It's business as usual around the ranch. We are moving cattle daily, trying to promote as much growth as we can before winter. One of our main objectives to help us reach our Holistic Goals is to have a planned grazing system in place that all but eliminates winter hay feeding. Traditional MIG or rotational grazing systems are telling grazers that now is the time to start stockpiling for winter. If you have done nothing all year up to this point for winter grazing, what you do now will make little difference in reducing your winter feed costs. That is, planned grazing must go on all year long. If you pull some of your paddocks out of your system this late in the season for stockpiling you will simply add more pressure on the rest of the farm's paddocks at a time when they all need even more rest instead of heavier grazing.
Also if you spent time this summer or fall brush hogging those paddocks for what ever reason you come up with, you spent money to reduce total forage production and minimize plant species.

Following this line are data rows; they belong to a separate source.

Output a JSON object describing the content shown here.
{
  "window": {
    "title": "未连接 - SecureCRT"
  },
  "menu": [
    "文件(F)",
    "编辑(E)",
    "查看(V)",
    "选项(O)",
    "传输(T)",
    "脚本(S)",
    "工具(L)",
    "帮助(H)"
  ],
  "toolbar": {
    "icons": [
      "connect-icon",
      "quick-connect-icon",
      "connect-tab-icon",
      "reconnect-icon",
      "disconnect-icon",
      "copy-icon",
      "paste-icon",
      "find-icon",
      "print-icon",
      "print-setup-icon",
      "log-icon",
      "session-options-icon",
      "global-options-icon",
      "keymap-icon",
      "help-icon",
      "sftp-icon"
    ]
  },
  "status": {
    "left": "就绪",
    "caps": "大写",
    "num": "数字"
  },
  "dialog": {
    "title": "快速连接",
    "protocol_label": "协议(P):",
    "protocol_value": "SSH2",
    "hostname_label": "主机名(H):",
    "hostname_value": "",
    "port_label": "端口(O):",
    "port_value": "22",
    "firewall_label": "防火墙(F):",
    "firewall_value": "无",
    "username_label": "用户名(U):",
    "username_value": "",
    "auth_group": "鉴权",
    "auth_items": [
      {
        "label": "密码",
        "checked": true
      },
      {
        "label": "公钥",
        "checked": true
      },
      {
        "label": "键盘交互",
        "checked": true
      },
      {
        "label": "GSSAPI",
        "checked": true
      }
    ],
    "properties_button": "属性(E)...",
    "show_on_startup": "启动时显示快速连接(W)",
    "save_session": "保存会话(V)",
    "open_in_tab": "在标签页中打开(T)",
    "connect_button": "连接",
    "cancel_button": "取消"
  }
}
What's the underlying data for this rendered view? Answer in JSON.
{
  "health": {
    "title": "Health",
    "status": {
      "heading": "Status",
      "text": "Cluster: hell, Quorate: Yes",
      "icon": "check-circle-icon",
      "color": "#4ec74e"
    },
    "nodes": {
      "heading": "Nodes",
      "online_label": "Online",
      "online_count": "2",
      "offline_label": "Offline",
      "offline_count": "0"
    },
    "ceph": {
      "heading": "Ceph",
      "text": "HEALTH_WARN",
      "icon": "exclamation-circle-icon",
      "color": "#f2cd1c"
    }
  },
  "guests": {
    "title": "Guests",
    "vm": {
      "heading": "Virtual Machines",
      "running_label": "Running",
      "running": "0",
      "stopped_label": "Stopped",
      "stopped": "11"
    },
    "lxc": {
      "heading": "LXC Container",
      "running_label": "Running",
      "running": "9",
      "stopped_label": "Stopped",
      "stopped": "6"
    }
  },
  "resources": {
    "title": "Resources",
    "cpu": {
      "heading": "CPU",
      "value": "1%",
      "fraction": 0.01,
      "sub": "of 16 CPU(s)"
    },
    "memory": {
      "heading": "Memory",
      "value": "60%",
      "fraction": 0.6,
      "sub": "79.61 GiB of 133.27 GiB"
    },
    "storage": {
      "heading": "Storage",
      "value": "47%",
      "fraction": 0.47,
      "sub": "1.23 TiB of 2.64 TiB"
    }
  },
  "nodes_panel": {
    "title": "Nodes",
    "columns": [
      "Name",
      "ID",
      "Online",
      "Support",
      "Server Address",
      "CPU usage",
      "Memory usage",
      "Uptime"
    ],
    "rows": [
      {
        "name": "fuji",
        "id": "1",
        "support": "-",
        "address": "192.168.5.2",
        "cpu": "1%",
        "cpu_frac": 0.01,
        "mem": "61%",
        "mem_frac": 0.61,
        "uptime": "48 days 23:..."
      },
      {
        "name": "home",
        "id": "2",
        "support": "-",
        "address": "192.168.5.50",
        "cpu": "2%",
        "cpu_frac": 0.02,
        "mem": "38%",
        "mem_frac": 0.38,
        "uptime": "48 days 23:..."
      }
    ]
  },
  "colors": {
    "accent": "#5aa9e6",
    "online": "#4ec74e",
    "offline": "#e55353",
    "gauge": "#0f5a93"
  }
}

I had a fellow out from the USDA today looking at our paddocks. He identified a good stand of Eastern Gama grass out in one of our paddocks. We have never planted any of these seeds, yet this grass and many other varieties and species did a good job of getting us through our dry weather this summer. If you knock any of this growth down mechanically, chances are you will prevent some forages from making seed head and will reduce next year's forage even more. This being another reason why we can't wait until August or Sept. to start planning for winter grazing. The planning for this winter started the Spring before last.
I like to get help trying to identify some of these new forage plants that seem to appear from nowhere. We found some new Sedges, and some other plants that looked a little like Foxtail, except we already have Foxtail, maybe its just another variety that started on its own. It's great to see these new plants every year that no one seems to be able to identify.